Terdapat tiga ragam penilaian terhadap pemikiran filsafat menurut Al-Ghazali. Pertama, pemikiran filsafat yang dikategorikan sebagai pemikiran bid'ah. Al-Ghazali berpendapat bahwa persoalan ini tidak perlu dipersoalkan. Kedua, terdapat perbedaan pemahaman tentang hal-hal yang tidak berkaitan dengan agama, seperti teori filsafat mengenai gerhana bulan. Ketiga, terdapat perbedaan yang terkait dengan hal-hal prinsip dalam agama, seperti keberawalan alam, sifat-sifat pencipta, dan kebinasaan jasad dalam Tahafut al-Falasifah. Berikut lebih jelasnya:
1. Al-Ghazali mengkritik pandangan bahwa dunia tidak memiliki permulaan di masa lalu dan tidak diciptakan dalam suatu waktu tertentu. Al-Ghazali berpendapat bahwa pandangan ini bertentangan dengan ajaran Islam yang menyatakan bahwa Allah menciptakan dunia dalam suatu waktu tertentu.
2. Al-Ghazali menentang pandangan bahwa pengetahuan Tuhan hanya mencakup hal-hal universal dan tidak mencakup detail-detail tertentu. Menurut Al-Ghazali, pandangan ini tidak sejalan dengan ajaran Islam yang menyatakan bahwa pengetahuan Allah mencakup segala hal, baik yang universal maupun yang detail.
3. Al-Ghazali menolak pandangan bahwa setelah kematian, jiwa manusia tidak akan pernah kembali ke tubuh mereka. Menurut Al-Ghazali, pandangan ini bertentangan dengan ajaran Islam yang menyatakan adanya kehidupan setelah kematian dan kebangkitan jasmani.

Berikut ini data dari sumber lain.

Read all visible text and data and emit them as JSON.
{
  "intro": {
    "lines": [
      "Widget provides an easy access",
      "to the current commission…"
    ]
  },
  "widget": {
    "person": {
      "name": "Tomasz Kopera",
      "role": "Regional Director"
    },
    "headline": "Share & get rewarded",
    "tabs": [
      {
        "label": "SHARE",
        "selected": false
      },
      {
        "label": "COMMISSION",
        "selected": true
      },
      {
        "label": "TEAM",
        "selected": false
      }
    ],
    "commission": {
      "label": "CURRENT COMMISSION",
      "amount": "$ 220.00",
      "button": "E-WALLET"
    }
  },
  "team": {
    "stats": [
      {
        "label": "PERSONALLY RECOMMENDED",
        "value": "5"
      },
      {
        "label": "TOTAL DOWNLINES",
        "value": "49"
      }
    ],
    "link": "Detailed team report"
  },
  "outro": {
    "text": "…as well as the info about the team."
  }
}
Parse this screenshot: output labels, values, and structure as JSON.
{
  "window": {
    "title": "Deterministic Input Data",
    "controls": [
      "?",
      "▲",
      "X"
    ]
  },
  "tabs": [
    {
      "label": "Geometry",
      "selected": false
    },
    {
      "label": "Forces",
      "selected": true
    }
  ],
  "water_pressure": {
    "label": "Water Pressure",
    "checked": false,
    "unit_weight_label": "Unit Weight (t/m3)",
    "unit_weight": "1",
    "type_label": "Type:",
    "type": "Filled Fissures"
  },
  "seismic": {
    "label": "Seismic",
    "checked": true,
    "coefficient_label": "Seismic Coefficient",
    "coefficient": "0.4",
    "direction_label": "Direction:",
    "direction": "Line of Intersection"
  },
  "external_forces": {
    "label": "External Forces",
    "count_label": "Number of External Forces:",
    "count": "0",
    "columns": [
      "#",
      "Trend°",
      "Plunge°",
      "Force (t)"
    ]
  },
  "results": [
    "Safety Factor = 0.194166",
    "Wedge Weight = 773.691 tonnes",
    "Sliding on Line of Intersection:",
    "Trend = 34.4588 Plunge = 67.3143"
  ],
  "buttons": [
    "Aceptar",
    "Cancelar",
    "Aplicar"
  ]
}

Al-Ghazali menilai pemikiran filsafat dengan tiga ragam penilaian tersebut. Pertama, pemikiran filsafat yang dianggap bertentangan dengan agama dan dianggap sebagai bid'ah tidak perlu menjadi perhatian. Kedua, hal-hal yang tidak berkaitan dengan agama seharusnya tidak mendapatkan perhatian yang berlebihan. Ketiga, persoalan yang terkait dengan prinsip-prinsip agama harus menjadi fokus utama dalam kritik dan penilaian terhadap filsafat.
Dalam karyanya, Al-Ghazali tidak hanya mengkritik pemikiran filsafat, tetapi juga memberikan penjelasan dan pengungkapan kesalahan dalam ilmu logika, metafisika, dan fisika. Ia menunjukkan bahwa banyak pemikiran dalam ilmu-ilmu tersebut yang bertentangan dengan kebenaran dan agama. Namun, Al-Ghazali juga mengakui bahwa terdapat beberapa aspek yang benar dan dapat diterima dalam ilmu-ilmu tersebut.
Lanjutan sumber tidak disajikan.